Okay so, this is not technically true.
You see I’ve already moved to the Caribbean.
But sometimes your adobe files and life don’t line up and that’s just the way things go.
As with everything in this life, this story begins with heartbreak.
A few bad decisions and couple of poorly timed jobs and I was stood alone, jet lagged, and single for the first time in a few years.
It’s a long time so, naturally, I was suffering from a little bit of emotional whiplash.
Let’s not mince words: I was dumped.
All things fall apart in life. I get that. But there’s a time and tide to these things that I had judged was still an ocean away. That’s what I tell myself when I look back and think about how much I fell apart. I was like a dying star spewing its guts into the galaxy. I was like a dead end road simmering on a particularly hot afternoon.
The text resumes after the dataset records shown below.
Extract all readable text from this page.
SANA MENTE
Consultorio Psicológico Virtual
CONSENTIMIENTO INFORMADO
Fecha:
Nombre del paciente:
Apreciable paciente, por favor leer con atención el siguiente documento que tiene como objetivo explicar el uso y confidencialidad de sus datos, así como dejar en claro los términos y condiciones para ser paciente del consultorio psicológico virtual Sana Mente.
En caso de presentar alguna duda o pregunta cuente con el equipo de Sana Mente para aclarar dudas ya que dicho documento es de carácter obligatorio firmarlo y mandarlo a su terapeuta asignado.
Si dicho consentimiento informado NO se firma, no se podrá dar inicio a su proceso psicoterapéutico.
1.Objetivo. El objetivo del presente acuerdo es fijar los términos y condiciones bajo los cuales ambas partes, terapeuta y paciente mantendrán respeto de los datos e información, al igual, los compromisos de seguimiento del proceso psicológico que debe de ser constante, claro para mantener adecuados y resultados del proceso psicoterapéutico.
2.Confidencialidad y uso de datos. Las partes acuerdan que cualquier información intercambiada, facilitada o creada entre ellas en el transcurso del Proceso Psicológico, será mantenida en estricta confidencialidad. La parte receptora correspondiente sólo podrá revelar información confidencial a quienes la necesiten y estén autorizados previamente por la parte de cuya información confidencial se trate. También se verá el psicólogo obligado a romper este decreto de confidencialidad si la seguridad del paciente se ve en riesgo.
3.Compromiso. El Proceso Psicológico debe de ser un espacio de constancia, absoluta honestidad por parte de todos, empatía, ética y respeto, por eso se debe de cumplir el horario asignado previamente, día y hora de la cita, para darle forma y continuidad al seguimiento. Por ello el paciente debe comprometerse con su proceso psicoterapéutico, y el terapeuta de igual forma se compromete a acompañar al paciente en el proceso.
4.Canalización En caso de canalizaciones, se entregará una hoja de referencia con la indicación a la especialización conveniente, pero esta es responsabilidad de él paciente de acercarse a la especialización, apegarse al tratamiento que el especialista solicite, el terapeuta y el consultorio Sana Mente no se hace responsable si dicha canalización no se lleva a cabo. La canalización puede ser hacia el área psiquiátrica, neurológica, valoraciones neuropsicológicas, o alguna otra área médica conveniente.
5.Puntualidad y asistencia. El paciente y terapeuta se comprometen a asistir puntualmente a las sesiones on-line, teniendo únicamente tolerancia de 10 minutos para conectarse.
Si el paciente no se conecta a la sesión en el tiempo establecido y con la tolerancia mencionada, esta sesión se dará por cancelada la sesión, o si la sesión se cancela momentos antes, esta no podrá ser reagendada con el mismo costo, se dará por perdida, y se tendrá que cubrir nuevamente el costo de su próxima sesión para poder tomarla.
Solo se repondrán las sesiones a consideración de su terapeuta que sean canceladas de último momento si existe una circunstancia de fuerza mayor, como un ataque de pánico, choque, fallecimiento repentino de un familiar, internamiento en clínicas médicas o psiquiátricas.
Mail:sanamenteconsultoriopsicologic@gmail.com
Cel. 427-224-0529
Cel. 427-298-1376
I often find it really hard to share personal things on this blog. Something about how white and beautiful I’ve made it intimidates me! The pictures that once cocooned my heart suffocate me. But here I am sharing something very personal — years gone in an instant.
I’m not going to lie to you, for a while I was at a total loss for what to do. Being single is both incredibly liberating and terrifying all at the same time – I kept wondering what would happen if I died in the bathroom because who would have any reason to come find me? At the same time as this I would leave for incredible mini breaks at the weekend with nobody else to coordinate or look after but myself. I both loved and hated it in varying amounts. Sometimes freedom is it’s own kind of suffering
Recently I’ve grown to love it more than I hate it.
And recently, emboldened by a newly found freedom, I moved to the Caribbean.
Not on a total whim (although potentially on somewhat of a whim… like on the scale of total whim to seriously planned out forever stuff this is maybe in the Mia, you didn’t even think about how you’d have money initially category) but still it’s a big move.
And here I am. In paradise. 🌴
It rains more often than you’d maybe think on my particular slice of the Caribbean. And, like everyone in this world, I have to work to earn my keep. But I’m learning a lot about how it’s not money but life experiences that have true value. And budgeting. I’m learning a lot about that too.
You’ll perhaps be unsurprised to learn I’m writing again too! I couldn’t be happier about that. I feel like I’ve finally taken control of my life! And that’s glorious.
Anyway, that’s my update for now. No doubt I’ll tell you more about my travels as I go along because idk I really want this blog to be ME AGAIN and not just a series of pretty pictures and words.